As a planetarium director for more than four decades, I have never seen a planetarium show that tries to convince the audience that the star was a comet, meteor, planetary conjunction or anything else like that. Planetarium programs show the audience what astronomical "possibilities" might have been viewed at that time. However all of those shows say that these are just "possibilities" and not the actual things that the wise men saw. Your article indicates that planetarium people have been knowingly "lied" to audiences for years, and with all of the misinformation in YOUR article, it is you who are misleading the public.

Read it again

This piece was written with the collaboration of planetarium directors at two major cities. Every word is accurate. I don’t even understand your complaint, that “the planetarium shows present “possibilities” and not the actual things the the Wise men saw.” What does that even mean? My article states that none of these possibilities are valid explanations for the Star reported in Matthew, and we explain why this is so.

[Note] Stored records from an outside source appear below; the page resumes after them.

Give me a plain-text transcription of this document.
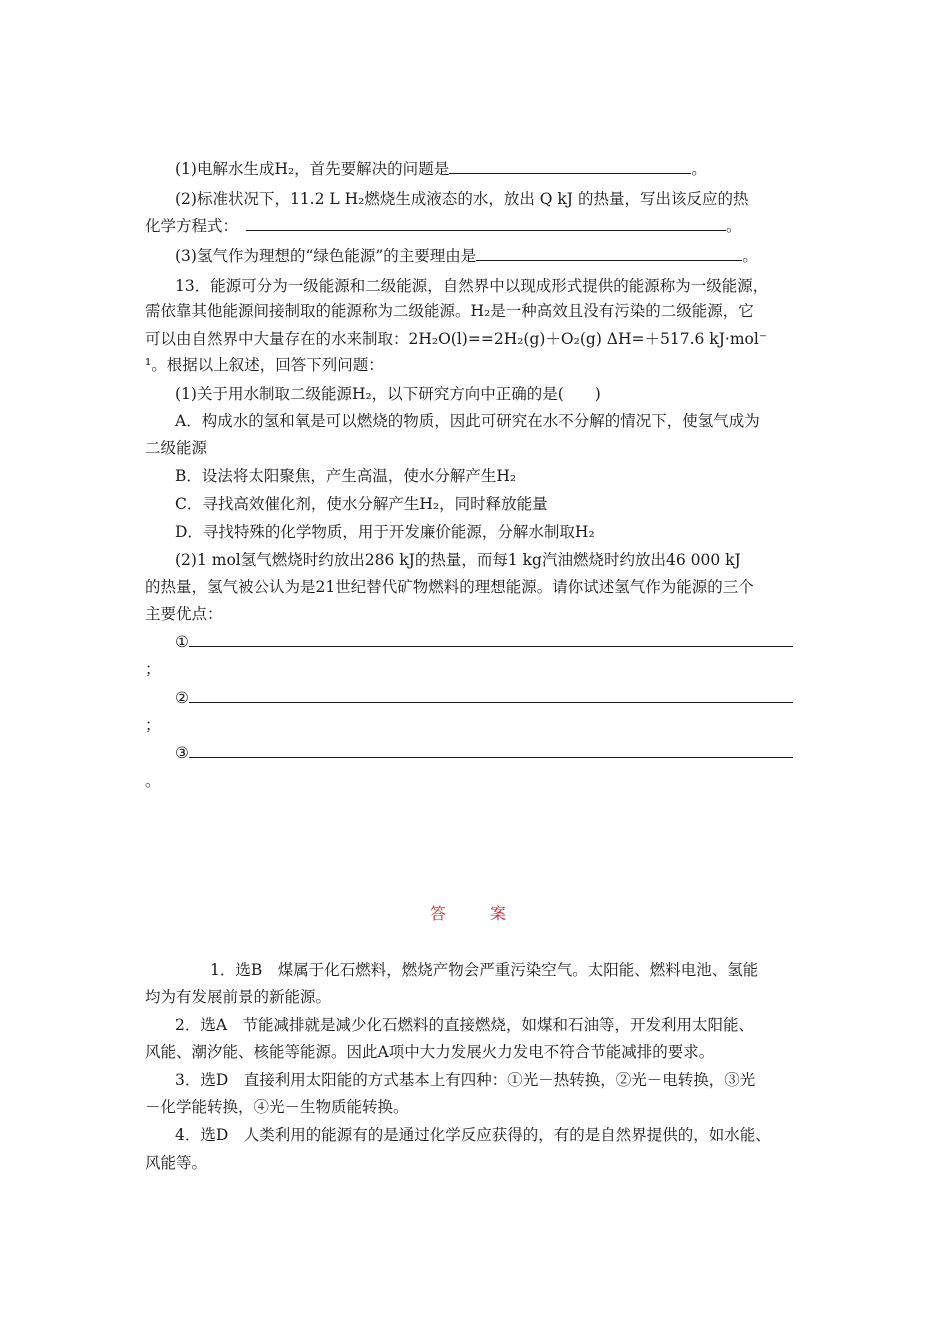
(1)电解水生成H₂，首先要解决的问题是	。
(2)标准状况下，11.2 L H₂燃烧生成液态的水，放出 Q kJ 的热量，写出该反应的热
化学方程式：	。
(3)氢气作为理想的“绿色能源”的主要理由是	。
13．能源可分为一级能源和二级能源，自然界中以现成形式提供的能源称为一级能源，
需依靠其他能源间接制取的能源称为二级能源。H₂是一种高效且没有污染的二级能源，它
可以由自然界中大量存在的水来制取：2H₂O(l)==2H₂(g)＋O₂(g) ΔH=＋517.6 kJ·mol⁻
¹。根据以上叙述，回答下列问题：
(1)关于用水制取二级能源H₂，以下研究方向中正确的是(　　)
A．构成水的氢和氧是可以燃烧的物质，因此可研究在水不分解的情况下，使氢气成为
二级能源
B．设法将太阳聚焦，产生高温，使水分解产生H₂
C．寻找高效催化剂，使水分解产生H₂，同时释放能量
D．寻找特殊的化学物质，用于开发廉价能源，分解水制取H₂
(2)1 mol氢气燃烧时约放出286 kJ的热量，而每1 kg汽油燃烧时约放出46 000 kJ
的热量，氢气被公认为是21世纪替代矿物燃料的理想能源。请你试述氢气作为能源的三个
主要优点：
①
；
②
；
③
。
答　案
1．选B　煤属于化石燃料，燃烧产物会严重污染空气。太阳能、燃料电池、氢能
均为有发展前景的新能源。
2．选A　节能减排就是减少化石燃料的直接燃烧，如煤和石油等，开发利用太阳能、
风能、潮汐能、核能等能源。因此A项中大力发展火力发电不符合节能减排的要求。
3．选D　直接利用太阳能的方式基本上有四种：①光－热转换，②光－电转换，③光
－化学能转换，④光－生物质能转换。
4．选D　人类利用的能源有的是通过化学反应获得的，有的是自然界提供的，如水能、
风能等。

  At the end, I defend both science and religion. And indeed, a different version of this appeared in a national magazine (Discover), was read by nearly a million people, and won applause from astronomers and clergy alike. I proudly stand by every word. 

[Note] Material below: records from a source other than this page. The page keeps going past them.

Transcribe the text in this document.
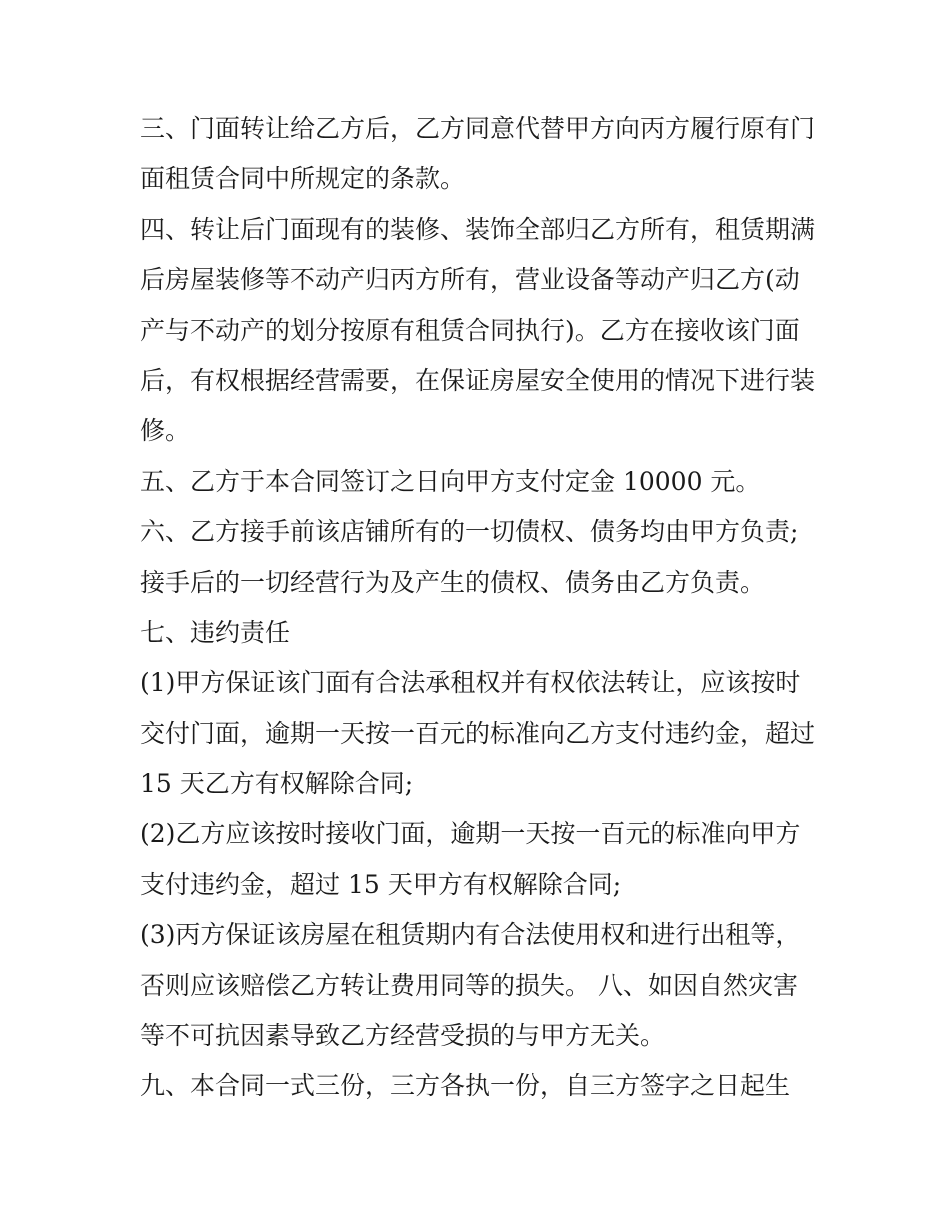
三、门面转让给乙方后，乙方同意代替甲方向丙方履行原有门
面租赁合同中所规定的条款。
四、转让后门面现有的装修、装饰全部归乙方所有，租赁期满
后房屋装修等不动产归丙方所有，营业设备等动产归乙方(动
产与不动产的划分按原有租赁合同执行)。乙方在接收该门面
后，有权根据经营需要，在保证房屋安全使用的情况下进行装
修。
五、乙方于本合同签订之日向甲方支付定金 10000 元。
六、乙方接手前该店铺所有的一切债权、债务均由甲方负责;
接手后的一切经营行为及产生的债权、债务由乙方负责。
七、违约责任
(1)甲方保证该门面有合法承租权并有权依法转让，应该按时
交付门面，逾期一天按一百元的标准向乙方支付违约金，超过
15 天乙方有权解除合同;
(2)乙方应该按时接收门面，逾期一天按一百元的标准向甲方
支付违约金，超过 15 天甲方有权解除合同;
(3)丙方保证该房屋在租赁期内有合法使用权和进行出租等，
否则应该赔偿乙方转让费用同等的损失。 八、如因自然灾害
等不可抗因素导致乙方经营受损的与甲方无关。
九、本合同一式三份，三方各执一份，自三方签字之日起生
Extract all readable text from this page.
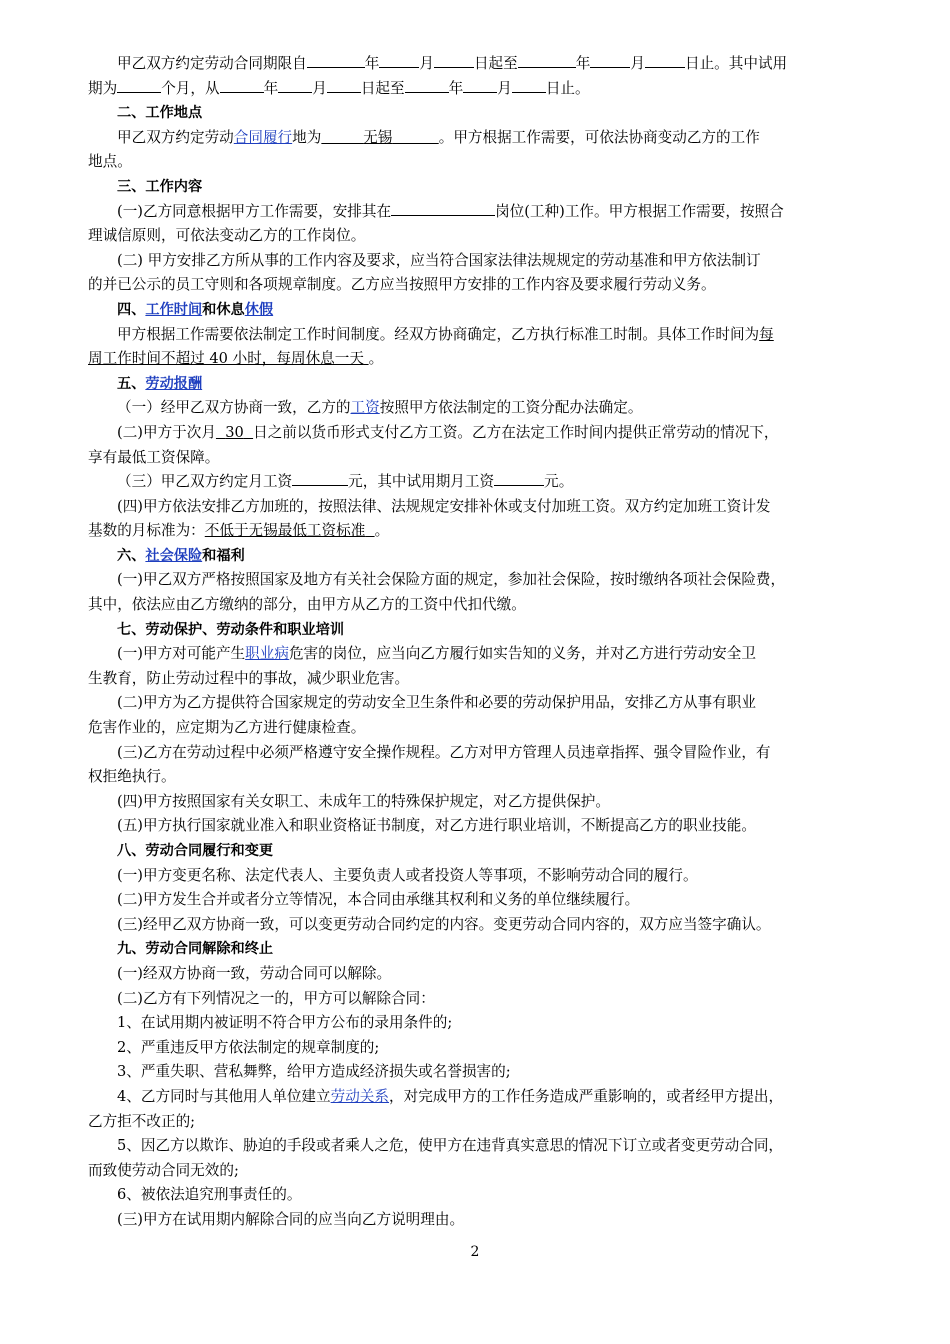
甲乙双方约定劳动合同期限自	年	月	日起至	年	月	日止。其中试用
期为	个月，从	年 月 日起至	年 月 日止。
二、工作地点
甲乙双方约定劳动合同履行地为	无锡	。甲方根据工作需要，可依法协商变动乙方的工作
地点。
三、工作内容
(一)乙方同意根据甲方工作需要，安排其在	岗位(工种)工作。甲方根据工作需要，按照合
理诚信原则，可依法变动乙方的工作岗位。
(二) 甲方安排乙方所从事的工作内容及要求，应当符合国家法律法规规定的劳动基准和甲方依法制订
的并已公示的员工守则和各项规章制度。乙方应当按照甲方安排的工作内容及要求履行劳动义务。
四、工作时间和休息休假
甲方根据工作需要依法制定工作时间制度。经双方协商确定，乙方执行标准工时制。具体工作时间为每
周工作时间不超过 40 小时，每周休息一天 。
五、劳动报酬
（一）经甲乙双方协商一致，乙方的工资按照甲方依法制定的工资分配办法确定。
(二)甲方于次月 30 日之前以货币形式支付乙方工资。乙方在法定工作时间内提供正常劳动的情况下，
享有最低工资保障。
（三）甲乙双方约定月工资	元，其中试用期月工资	元。
(四)甲方依法安排乙方加班的，按照法律、法规规定安排补休或支付加班工资。双方约定加班工资计发
基数的月标准为：不低于无锡最低工资标准 。
六、社会保险和福利
(一)甲乙双方严格按照国家及地方有关社会保险方面的规定，参加社会保险，按时缴纳各项社会保险费，
其中，依法应由乙方缴纳的部分，由甲方从乙方的工资中代扣代缴。
七、劳动保护、劳动条件和职业培训
(一)甲方对可能产生职业病危害的岗位，应当向乙方履行如实告知的义务，并对乙方进行劳动安全卫
生教育，防止劳动过程中的事故，减少职业危害。
(二)甲方为乙方提供符合国家规定的劳动安全卫生条件和必要的劳动保护用品，安排乙方从事有职业
危害作业的，应定期为乙方进行健康检查。
(三)乙方在劳动过程中必须严格遵守安全操作规程。乙方对甲方管理人员违章指挥、强令冒险作业，有
权拒绝执行。
(四)甲方按照国家有关女职工、未成年工的特殊保护规定，对乙方提供保护。
(五)甲方执行国家就业准入和职业资格证书制度，对乙方进行职业培训，不断提高乙方的职业技能。
八、劳动合同履行和变更
(一)甲方变更名称、法定代表人、主要负责人或者投资人等事项，不影响劳动合同的履行。
(二)甲方发生合并或者分立等情况，本合同由承继其权利和义务的单位继续履行。
(三)经甲乙双方协商一致，可以变更劳动合同约定的内容。变更劳动合同内容的，双方应当签字确认。
九、劳动合同解除和终止
(一)经双方协商一致，劳动合同可以解除。
(二)乙方有下列情况之一的，甲方可以解除合同：
1、在试用期内被证明不符合甲方公布的录用条件的;
2、严重违反甲方依法制定的规章制度的;
3、严重失职、营私舞弊，给甲方造成经济损失或名誉损害的;
4、乙方同时与其他用人单位建立劳动关系，对完成甲方的工作任务造成严重影响的，或者经甲方提出，
乙方拒不改正的;
5、因乙方以欺诈、胁迫的手段或者乘人之危，使甲方在违背真实意思的情况下订立或者变更劳动合同，
而致使劳动合同无效的;
6、被依法追究刑事责任的。
(三)甲方在试用期内解除合同的应当向乙方说明理由。
2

    What planetarium do you direct? Please let us know.  Finally, you quoted me as using the word “lied.” You made that up. If our topic is accuracy, perhaps you can start with that.

Not entirely accurate

All of the planetarium shows I've seen go through "possible astronomical explanation" (like comets and nova) as a means of educating the audience about how these various objects behave in the sky. They all conclude that the "Christmas Star" was not a comet or nova. Most then go through a thorough explanation of how a planet, or conjuction of planets CAN be seen in different areas of the sky over a period of weeks or months. So your dismissal of an astronomical event, and more distressingly the assertion all planetarium directors are knowingly lying to audiences, is quite disappointing. Please feel free to have your own opinion on what you think happened or didn't happen, but also know that there are factual errors in the argument laid out in this blog.

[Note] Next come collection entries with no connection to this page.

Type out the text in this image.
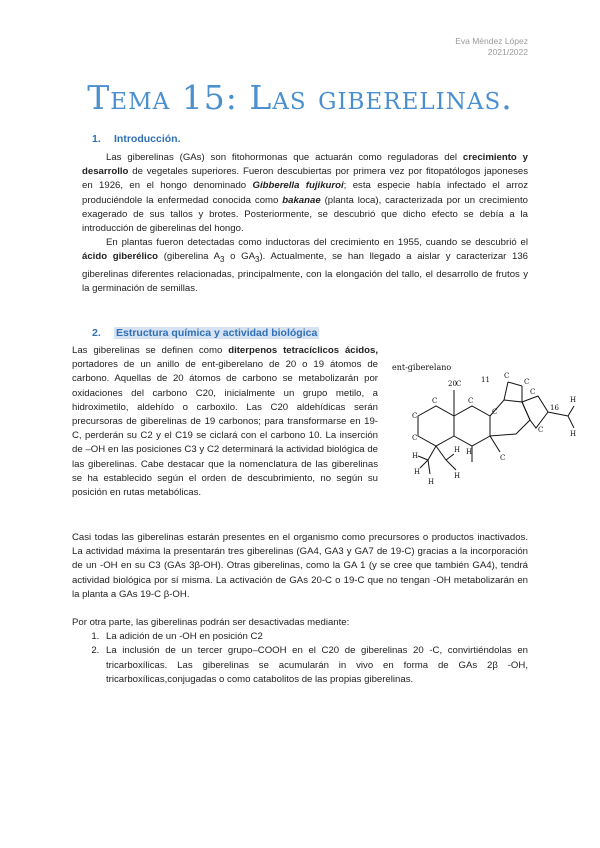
Eva Méndez López
2021/2022
Tema 15: Las giberelinas.
1. Introducción.

Las giberelinas (GAs) son fitohormonas que actuarán como reguladoras del crecimiento y desarrollo de vegetales superiores. Fueron descubiertas por primera vez por fitopatólogos japoneses en 1926, en el hongo denominado Gibberella fujikuroi; esta especie había infectado el arroz produciéndole la enfermedad conocida como bakanae (planta loca), caracterizada por un crecimiento exagerado de sus tallos y brotes. Posteriormente, se descubrió que dicho efecto se debía a la introducción de giberelinas del hongo.

En plantas fueron detectadas como inductoras del crecimiento en 1955, cuando se descubrió el ácido giberélico (giberelina $A_3$ o $GA_3$). Actualmente, se han llegado a aislar y caracterizar 136 giberelinas diferentes relacionadas, principalmente, con la elongación del tallo, el desarrollo de frutos y la germinación de semillas.

2. Estructura química y actividad biológica

Las giberelinas se definen como diterpenos tetracíclicos ácidos, portadores de un anillo de ent-giberelano de 20 o 19 átomos de carbono. Aquellas de 20 átomos de carbono se metabolizarán por oxidaciones del carbono C20, inicialmente un grupo metilo, a hidroximetilo, aldehído o carboxilo. Las C20 aldehídicas serán precursoras de giberelinas de 19 carbonos; para transformarse en 19-C, perderán su C2 y el C19 se ciclará con el carbono 10. La inserción de –OH en las posiciones C3 y C2 determinará la actividad biológica de las giberelinas. Cabe destacar que la nomenclatura de las giberelinas se ha establecido según el orden de descubrimiento, no según su posición en rutas metabólicas.

ent-giberelano
20 C	11 C
C
C
C
C
C
C
C
16
H
H
H
C
H
H
H
H
H
C

Casi todas las giberelinas estarán presentes en el organismo como precursores o productos inactivados. La actividad máxima la presentarán tres giberelinas (GA4, GA3 y GA7 de 19-C) gracias a la incorporación de un -OH en su C3 (GAs 3β-OH). Otras giberelinas, como la GA 1 (y se cree que también GA4), tendrá actividad biológica por sí misma. La activación de GAs 20-C o 19-C que no tengan -OH metabolizarán en la planta a GAs 19-C β-OH.

Por otra parte, las giberelinas podrán ser desactivadas mediante:

1. La adición de un -OH en posición C2
2. La inclusión de un tercer grupo–COOH en el C20 de giberelinas 20 -C, convirtiéndolas en tricarboxílicas. Las giberelinas se acumularán in vivo en forma de GAs 2β -OH, tricarboxílicas,conjugadas o como catabolitos de las propias giberelinas.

There are no factual errors

There are no factual errors here. None. And if you show this to your planetarium director, he will almost surely agree with this article. Your argument that  “a planet, or conjuction of planets CAN be seen in different areas of the sky over a period of weeks or months”, far from offering evidence contradicting this article, instead perfectly proves its point. None of those can come to a screeching halt and hover over Bethlehem. None of those can “lead.” All planetarium directors know this. So they use this popular annual program to teach audiences about various celestial objects. Unfortunately, the erroneous take-away is often that the “Star” and its appearance in Matthew could be naturally explained by a planet, a comet, or a conjunction. In reality, no – that Bible account cannot be explained by anything that uses correct science. If the star existed, it was “miracle” meant to guide the Magi to their destiny.



Star of Bethlehem

I think the reason that the star is mentioned in Matthew and not in Luke is because the wisemen/magi did not arrive at the stable, only the shepherds did. In Matthew it says they arrived at the house where they found Mary and the child at her knee, which means Jesus was old enough to be a toddler.

Interesting post. One can

Interesting post. One can have faith in God as well as science. At least I do. Now, is God the ultimate scientist or is this phenomenon outside the realm of science?

the better question

I still love the mystery of the star and I can believe in both science and religion. We are still searching for answers and that is a great place to be too.